(details intentionally vague for privacy reasons) My company audits auto insurance claims for multiple insurance companies. We had a claim where the insured’s classic car was rear-ended. It had damage to the bumper, trunk-lid and trunk lid chrome & handle. The claim had a truly staggering number of labor hours on it, at three times the area rate, and $1800 of paint to repaint the trunk lid, along with thousands of dollars to replace/replate the chrome pieces.

The co-worker handling it called the shop multiple times trying to get info on the car, and an explanation for the paint.

The car was from the ‘40s and despite being from a major GM branch, the insured claimed it was a model that doesn’t exist, and that is was so rare they made 1000 of them and only 2 remain in existence. The shop claimed it had a pearlcoat paint job, with a faux-patina paint job laid down over that, thus needing $600/quart for the primer, color & clear.


As the resident classic car guy, I did some googling. Turns out the name he was using for the car was a mis-spelling of the name of the engine, and the car was (from his description) one of two fastback models made by that company that year. Another phone call to the insured and he insisted the incorrect engine name was the name of the car, and told my co-worker he was wrong, and that the insured knew the name was what he said because it was written on the side of the car.

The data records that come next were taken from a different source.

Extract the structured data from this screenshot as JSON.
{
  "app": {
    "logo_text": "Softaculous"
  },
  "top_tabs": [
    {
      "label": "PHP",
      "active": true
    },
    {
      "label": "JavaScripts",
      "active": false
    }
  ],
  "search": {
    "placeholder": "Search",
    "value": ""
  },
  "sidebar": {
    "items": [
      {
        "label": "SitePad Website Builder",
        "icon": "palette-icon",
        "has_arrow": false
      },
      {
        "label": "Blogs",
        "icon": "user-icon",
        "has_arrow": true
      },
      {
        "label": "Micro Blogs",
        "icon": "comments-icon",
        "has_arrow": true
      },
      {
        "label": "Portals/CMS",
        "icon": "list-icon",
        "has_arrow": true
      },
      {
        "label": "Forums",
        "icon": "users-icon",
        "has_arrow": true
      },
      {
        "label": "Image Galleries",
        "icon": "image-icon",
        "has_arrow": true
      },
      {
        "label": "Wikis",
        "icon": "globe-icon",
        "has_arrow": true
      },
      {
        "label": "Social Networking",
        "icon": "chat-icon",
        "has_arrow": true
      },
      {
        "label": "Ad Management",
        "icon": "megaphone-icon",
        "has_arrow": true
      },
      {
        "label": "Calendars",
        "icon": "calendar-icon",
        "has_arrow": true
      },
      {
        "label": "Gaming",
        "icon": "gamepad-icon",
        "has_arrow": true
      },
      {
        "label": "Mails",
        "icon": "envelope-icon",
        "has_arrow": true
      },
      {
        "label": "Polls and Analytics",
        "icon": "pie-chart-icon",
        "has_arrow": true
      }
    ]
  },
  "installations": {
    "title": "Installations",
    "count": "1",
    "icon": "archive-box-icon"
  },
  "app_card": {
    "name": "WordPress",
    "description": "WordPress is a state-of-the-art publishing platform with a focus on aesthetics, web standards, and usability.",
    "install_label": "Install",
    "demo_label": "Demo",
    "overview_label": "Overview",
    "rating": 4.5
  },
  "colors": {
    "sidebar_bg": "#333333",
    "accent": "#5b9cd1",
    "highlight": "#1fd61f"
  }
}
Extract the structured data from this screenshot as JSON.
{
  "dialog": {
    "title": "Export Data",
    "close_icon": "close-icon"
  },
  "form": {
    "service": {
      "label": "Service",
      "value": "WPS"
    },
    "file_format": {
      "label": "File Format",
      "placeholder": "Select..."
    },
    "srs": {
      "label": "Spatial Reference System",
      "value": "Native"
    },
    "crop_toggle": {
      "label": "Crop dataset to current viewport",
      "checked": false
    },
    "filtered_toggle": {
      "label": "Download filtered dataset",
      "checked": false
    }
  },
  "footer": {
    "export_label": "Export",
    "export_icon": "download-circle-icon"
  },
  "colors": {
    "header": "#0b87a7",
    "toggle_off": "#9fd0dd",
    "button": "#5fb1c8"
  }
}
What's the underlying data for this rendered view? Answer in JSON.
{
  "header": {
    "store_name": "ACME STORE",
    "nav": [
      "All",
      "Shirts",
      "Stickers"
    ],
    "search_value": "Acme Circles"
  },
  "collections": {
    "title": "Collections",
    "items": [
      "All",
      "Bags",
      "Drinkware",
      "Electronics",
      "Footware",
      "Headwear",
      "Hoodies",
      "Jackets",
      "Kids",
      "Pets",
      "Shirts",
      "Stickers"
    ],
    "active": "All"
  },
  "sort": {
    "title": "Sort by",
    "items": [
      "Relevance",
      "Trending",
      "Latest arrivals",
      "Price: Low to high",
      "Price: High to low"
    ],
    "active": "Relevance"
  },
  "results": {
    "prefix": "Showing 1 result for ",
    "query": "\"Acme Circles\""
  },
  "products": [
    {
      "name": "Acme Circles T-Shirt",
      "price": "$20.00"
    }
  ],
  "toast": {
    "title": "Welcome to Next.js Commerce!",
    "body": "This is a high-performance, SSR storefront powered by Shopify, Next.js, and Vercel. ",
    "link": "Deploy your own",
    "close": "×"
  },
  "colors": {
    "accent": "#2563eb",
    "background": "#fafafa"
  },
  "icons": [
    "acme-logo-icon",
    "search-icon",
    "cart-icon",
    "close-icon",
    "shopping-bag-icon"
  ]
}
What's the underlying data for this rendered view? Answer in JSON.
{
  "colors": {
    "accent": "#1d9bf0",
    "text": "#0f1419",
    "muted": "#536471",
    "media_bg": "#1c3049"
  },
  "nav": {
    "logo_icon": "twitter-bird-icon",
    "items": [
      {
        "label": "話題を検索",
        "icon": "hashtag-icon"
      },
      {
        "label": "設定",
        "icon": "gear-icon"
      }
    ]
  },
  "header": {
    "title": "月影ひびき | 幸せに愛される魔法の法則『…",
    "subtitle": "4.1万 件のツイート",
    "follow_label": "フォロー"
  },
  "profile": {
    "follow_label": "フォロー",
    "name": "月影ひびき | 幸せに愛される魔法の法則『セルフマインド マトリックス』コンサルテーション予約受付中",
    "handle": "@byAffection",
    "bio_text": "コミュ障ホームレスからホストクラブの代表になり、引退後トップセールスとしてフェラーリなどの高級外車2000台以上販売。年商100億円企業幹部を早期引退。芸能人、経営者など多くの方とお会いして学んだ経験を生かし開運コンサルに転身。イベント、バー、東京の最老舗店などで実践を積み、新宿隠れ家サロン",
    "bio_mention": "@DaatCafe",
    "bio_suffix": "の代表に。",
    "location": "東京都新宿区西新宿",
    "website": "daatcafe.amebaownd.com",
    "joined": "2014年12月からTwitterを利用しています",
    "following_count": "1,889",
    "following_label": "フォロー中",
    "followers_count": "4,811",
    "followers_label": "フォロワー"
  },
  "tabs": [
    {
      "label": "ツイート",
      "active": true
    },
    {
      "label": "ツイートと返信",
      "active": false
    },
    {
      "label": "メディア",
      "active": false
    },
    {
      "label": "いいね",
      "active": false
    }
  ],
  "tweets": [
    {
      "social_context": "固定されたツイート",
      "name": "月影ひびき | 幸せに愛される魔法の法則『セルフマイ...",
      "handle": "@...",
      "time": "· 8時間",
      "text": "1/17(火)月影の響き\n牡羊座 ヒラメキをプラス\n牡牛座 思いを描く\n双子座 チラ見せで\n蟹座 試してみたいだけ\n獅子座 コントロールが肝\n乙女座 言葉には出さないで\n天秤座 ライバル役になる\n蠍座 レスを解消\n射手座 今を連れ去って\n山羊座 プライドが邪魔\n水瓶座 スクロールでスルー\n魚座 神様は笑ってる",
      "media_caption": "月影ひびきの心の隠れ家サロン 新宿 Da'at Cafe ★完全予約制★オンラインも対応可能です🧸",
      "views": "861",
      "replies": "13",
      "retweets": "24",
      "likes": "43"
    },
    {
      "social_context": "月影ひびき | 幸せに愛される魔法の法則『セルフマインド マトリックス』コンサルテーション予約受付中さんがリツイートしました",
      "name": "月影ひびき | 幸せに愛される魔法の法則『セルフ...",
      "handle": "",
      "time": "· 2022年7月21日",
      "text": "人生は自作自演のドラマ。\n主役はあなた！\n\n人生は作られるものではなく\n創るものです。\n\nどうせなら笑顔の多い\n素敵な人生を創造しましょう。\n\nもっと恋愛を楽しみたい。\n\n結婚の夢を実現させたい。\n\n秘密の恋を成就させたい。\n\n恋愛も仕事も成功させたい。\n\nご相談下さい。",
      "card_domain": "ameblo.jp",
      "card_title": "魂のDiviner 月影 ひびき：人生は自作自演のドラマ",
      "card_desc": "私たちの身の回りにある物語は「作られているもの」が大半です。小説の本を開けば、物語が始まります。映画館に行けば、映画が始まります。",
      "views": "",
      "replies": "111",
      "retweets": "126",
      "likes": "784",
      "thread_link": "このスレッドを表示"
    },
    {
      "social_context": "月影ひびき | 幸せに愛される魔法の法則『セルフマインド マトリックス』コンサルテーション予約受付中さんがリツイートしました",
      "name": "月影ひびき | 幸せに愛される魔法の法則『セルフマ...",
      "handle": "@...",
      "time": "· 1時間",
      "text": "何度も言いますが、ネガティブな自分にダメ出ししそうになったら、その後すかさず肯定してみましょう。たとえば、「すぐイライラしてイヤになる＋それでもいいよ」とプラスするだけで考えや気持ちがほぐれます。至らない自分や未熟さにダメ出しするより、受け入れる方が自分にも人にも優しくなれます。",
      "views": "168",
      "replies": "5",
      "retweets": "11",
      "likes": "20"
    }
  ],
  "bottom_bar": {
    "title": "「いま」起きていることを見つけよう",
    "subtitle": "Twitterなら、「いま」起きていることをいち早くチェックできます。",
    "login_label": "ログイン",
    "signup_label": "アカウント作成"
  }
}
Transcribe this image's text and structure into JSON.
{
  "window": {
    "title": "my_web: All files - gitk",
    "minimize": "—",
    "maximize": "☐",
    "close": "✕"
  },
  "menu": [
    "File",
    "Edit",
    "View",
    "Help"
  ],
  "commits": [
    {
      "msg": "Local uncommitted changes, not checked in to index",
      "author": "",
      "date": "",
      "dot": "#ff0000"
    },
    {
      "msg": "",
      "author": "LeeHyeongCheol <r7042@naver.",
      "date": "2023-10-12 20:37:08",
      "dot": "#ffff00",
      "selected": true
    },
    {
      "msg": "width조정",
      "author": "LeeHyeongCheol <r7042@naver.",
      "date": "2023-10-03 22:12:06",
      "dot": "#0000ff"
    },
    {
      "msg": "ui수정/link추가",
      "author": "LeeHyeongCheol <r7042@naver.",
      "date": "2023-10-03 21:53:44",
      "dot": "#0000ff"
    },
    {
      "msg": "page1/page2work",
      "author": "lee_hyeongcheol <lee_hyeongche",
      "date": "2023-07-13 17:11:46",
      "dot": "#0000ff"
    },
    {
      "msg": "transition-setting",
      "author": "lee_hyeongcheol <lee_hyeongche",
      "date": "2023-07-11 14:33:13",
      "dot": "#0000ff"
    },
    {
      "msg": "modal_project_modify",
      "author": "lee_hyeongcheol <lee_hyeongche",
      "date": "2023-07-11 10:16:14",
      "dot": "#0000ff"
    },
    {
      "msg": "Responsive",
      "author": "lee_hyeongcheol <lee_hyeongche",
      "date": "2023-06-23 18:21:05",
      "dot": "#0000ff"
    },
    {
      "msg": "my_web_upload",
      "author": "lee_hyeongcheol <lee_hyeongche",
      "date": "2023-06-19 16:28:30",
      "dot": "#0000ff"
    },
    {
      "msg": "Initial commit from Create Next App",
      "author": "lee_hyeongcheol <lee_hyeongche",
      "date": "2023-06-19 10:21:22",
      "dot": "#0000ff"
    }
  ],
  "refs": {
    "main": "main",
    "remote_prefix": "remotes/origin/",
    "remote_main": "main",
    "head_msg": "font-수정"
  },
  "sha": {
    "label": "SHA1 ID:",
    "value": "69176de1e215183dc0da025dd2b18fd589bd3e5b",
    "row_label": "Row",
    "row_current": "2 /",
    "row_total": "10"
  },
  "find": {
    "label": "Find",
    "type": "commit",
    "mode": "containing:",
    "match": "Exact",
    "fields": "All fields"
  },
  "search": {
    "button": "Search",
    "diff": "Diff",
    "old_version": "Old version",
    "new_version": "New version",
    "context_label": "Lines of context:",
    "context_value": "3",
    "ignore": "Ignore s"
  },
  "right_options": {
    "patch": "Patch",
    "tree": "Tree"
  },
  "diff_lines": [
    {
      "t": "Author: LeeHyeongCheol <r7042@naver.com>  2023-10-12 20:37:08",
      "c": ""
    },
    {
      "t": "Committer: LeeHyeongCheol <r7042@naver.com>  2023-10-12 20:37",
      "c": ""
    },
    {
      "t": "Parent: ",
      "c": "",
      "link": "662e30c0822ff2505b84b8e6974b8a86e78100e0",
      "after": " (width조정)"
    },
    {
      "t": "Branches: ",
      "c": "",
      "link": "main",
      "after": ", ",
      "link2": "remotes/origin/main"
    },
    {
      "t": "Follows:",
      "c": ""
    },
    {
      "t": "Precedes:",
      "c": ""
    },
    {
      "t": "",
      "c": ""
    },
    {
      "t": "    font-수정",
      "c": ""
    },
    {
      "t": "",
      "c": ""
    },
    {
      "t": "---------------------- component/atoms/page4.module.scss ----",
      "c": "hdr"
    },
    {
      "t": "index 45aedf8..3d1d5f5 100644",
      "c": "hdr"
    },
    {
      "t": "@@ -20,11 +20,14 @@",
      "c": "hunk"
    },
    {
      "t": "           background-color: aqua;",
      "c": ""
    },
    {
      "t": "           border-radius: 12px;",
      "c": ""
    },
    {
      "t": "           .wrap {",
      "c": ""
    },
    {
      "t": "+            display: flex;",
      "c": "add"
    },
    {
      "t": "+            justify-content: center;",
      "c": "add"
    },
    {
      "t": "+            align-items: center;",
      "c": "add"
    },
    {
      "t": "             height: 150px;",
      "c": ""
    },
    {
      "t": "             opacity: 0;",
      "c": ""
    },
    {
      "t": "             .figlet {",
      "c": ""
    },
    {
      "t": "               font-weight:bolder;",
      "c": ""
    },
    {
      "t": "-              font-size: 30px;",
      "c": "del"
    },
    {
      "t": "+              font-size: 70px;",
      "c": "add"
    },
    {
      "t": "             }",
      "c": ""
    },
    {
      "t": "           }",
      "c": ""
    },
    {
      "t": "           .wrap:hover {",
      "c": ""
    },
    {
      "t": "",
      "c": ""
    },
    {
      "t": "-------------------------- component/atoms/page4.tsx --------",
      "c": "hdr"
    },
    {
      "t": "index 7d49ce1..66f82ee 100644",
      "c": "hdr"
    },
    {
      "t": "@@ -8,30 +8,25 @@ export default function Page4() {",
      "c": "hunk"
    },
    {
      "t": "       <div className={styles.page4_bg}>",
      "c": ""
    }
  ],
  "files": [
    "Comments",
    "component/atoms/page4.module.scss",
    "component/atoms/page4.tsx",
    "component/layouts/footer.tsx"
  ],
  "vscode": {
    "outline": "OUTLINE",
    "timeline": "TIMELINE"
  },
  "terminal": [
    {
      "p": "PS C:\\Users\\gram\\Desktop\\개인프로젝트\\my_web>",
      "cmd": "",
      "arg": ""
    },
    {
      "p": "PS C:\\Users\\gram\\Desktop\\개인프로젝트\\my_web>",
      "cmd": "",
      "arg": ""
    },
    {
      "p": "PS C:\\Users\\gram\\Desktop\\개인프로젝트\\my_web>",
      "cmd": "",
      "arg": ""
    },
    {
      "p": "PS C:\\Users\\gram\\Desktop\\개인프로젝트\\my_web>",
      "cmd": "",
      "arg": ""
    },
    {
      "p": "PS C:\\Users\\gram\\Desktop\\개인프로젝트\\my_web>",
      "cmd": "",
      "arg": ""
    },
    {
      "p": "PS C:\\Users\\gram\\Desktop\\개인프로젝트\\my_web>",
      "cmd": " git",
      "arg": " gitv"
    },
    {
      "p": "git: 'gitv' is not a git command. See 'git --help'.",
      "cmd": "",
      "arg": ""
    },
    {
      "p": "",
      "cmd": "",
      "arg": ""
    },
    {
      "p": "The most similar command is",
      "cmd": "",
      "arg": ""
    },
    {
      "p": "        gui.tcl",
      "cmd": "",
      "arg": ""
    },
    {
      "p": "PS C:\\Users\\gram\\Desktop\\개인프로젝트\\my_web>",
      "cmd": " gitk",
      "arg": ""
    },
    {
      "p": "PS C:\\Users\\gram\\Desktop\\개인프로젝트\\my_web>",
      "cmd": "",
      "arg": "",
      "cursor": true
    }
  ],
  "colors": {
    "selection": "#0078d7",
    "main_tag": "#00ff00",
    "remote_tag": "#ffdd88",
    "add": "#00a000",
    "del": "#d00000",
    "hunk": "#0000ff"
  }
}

On a whim I googled the restoration shop doing the work, and lo and behold, there is a google tour of the shop, and the car in question is sitting in the shop in the photos. Complete with faded original single-stage lacquer paint with sun-baked patina(not a custom pearl & faux-patina paint job), and it is the more common and less-valuable of the two fastback models. And for the kicker there is a clear shot of the engine badge showing it to read exactly what my co-worker had been saying, and not what the insured was insisting.

A little more googling of the car club plaque visible on the car in the photos leads to even more photos of the car, further confirming what was found in the first few.


A report was written to insurance company detailing all this, and including the pictures from the web confirming our findings. The insurance company is now probably going to have a specialty appraiser come out and look at the car and re-write the estimate for a fraction of the original amount.

The moral of this story is don’t get greedy. If this guy had submitted a reasonable estimate for the repairs, it probably would have been paid without a problem. Instead they decided to BS the insurance company, make wild claims about the car, and pad the hell out of the claim. And for that they have now upped the hassle factor for themselves a few hundred percent, and are almost certain not to get anything like what they asked for.